The manatee flap got him hate mail from schoolchildren — schoolchildren! — complete with their hand drawings of the cuddly sea cows.
And yet those who squared off against Wade L. Hopping had only respect for the "gentleman's gentleman."
Even-tempered, gracious, a man of his word.
When he fought to get manatees removed from the endangered species list, Save the Manatee supporters demonstrated outside his office, complete with body bags representing manatees killed by boat propellers. Mr. Hopping came outside to offer them refreshments.
For almost 30 years, he was deeply involved in every environmental cause in Florida, almost always on the side of land developers, sugar growers, ranchers and the like.
His unseen hand was behind legislation from the Florida Forever Act to the Growth Management Act and the Environmental Land and Water Management Act. He helped Florida Power & Light get nuclear power plants licensed at St. Lucie and Turkey Point.
He sometimes said government was "like kudzu," in need of trimming every year. He thought polluters could be trusted to police themselves. Without exception, his foes mourned his passing Tuesday.
"Wade and I jousted for over 35 years, usually on opposite sides of issues," said Audubon lobbyist Charles Lee. "Through it all I found him to be one of the most delightful people to work around I have ever encountered."

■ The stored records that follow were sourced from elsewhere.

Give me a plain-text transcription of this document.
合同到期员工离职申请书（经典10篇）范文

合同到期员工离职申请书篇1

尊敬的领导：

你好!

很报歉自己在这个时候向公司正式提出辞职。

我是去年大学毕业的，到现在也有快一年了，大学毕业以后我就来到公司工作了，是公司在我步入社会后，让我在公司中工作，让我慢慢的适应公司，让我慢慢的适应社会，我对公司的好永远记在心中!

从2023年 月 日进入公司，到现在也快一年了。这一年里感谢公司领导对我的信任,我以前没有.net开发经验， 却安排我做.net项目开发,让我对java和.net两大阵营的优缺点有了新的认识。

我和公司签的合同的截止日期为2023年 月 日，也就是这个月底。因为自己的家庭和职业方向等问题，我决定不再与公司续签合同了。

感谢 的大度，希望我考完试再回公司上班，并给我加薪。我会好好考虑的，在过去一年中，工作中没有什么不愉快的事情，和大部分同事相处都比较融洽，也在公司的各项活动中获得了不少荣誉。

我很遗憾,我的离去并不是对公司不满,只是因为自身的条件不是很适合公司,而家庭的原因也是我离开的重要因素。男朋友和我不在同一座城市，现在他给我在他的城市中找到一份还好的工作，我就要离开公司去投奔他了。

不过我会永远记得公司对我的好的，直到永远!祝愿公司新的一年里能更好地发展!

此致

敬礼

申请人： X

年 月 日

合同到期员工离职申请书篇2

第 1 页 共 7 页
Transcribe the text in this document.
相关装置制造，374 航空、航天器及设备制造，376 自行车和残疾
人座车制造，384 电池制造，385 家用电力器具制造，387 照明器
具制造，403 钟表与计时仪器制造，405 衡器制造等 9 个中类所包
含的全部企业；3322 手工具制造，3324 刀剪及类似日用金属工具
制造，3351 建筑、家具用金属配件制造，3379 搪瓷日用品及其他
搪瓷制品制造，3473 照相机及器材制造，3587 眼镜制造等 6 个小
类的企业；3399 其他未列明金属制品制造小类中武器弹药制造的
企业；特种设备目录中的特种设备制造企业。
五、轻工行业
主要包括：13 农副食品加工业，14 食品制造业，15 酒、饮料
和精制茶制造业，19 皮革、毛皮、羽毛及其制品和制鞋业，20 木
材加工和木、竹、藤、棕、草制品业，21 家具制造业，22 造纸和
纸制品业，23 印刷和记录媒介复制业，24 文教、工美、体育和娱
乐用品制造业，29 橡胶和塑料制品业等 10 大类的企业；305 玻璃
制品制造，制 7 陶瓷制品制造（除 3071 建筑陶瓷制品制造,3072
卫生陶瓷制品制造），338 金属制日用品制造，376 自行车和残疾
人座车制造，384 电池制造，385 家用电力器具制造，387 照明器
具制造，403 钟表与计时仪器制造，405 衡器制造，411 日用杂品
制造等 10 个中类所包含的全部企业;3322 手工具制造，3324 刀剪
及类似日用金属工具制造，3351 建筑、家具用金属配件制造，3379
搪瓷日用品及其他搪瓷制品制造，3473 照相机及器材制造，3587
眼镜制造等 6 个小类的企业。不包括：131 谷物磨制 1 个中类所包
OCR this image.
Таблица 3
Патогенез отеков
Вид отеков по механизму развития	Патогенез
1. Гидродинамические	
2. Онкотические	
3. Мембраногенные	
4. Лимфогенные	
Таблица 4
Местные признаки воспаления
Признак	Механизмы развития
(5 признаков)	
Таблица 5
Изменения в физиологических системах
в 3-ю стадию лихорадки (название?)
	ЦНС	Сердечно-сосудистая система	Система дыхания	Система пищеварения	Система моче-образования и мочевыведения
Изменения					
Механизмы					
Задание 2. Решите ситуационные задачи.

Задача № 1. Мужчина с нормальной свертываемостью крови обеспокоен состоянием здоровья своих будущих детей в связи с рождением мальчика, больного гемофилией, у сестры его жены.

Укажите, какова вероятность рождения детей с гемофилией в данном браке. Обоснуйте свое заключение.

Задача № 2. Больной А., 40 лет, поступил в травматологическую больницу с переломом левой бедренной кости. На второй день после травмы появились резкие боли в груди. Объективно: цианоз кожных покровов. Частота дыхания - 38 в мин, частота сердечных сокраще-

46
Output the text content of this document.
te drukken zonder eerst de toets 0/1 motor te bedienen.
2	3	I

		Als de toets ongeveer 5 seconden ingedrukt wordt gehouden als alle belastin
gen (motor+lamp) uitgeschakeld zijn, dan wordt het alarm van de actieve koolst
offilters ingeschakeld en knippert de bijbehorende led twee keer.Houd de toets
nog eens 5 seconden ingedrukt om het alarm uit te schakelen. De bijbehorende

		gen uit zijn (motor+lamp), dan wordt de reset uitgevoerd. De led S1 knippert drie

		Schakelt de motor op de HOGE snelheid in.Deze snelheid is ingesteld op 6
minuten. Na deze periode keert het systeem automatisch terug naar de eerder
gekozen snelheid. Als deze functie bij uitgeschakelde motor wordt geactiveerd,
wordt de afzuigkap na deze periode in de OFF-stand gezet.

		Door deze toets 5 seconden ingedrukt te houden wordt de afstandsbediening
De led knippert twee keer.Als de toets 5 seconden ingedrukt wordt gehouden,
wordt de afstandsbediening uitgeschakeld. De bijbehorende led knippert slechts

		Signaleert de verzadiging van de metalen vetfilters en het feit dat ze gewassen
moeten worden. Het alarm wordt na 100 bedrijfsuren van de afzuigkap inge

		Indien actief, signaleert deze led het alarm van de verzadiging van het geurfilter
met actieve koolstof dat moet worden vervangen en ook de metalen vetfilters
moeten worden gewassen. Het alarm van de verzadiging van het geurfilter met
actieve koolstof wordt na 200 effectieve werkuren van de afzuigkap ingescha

Said environmentalist Nat Reed: "He leaves a legacy of great friends, even though some us fought his clients tooth-and-nail."
Jacksonville lawyer Robert M. Rhodes tells the story of the time he and Mr. Hopping lobbied together against an environmental bill supported by some fervent young lobbyists. Mr. Hopping got a friendly legislator to introduce a series of bills that would have hurt their environmental clients.
The distracted opponents chased those bills down assorted "rabbit trails'' and lost sight of the bill that Hopping and Rhodes were working on. Said Rhodes: "It was talked about as a technique for years and called 'the Hopping Rabbit Trail.' "
Many deals get done in the bars on Adams Street after a day at the Capitol, but Mr. Hopping wasn't one to join the partying. Instead, at the end of every work day, he took a brisk walk, his neatly trimmed white beard and white hair a familiar sight around the state Capitol and on Thomasville Road.
He succeeded where many fail because he had encyclopedic knowledge of the state's environmental laws, many of which he helped write, and because of his ability to steer campaign cash from his clients to politicians.
He came to Tallahassee in 1967 as a top aide to then-Gov. Claude Kirk, who appointed him to the Florida Supreme Court a year later. He left the court in 1969, defeated in his bid for election.
He founded the law firm of Hopping Green & Sams 30 years ago, specializing in environmental and land-use law. Now with 52 lawyers, the firm is the largest in Florida specializing in governmental law.
Family and friends gathered Tuesday at Big Bend Hospice to say goodbye. Mr. Hopping died of complications from a stroke and esophageal cancer. He was 77.
On Tuesday, in honor of the former justice of the Florida Supreme Court, Gov. Charlie Crist ordered that all flags on state property be flown at half-staff.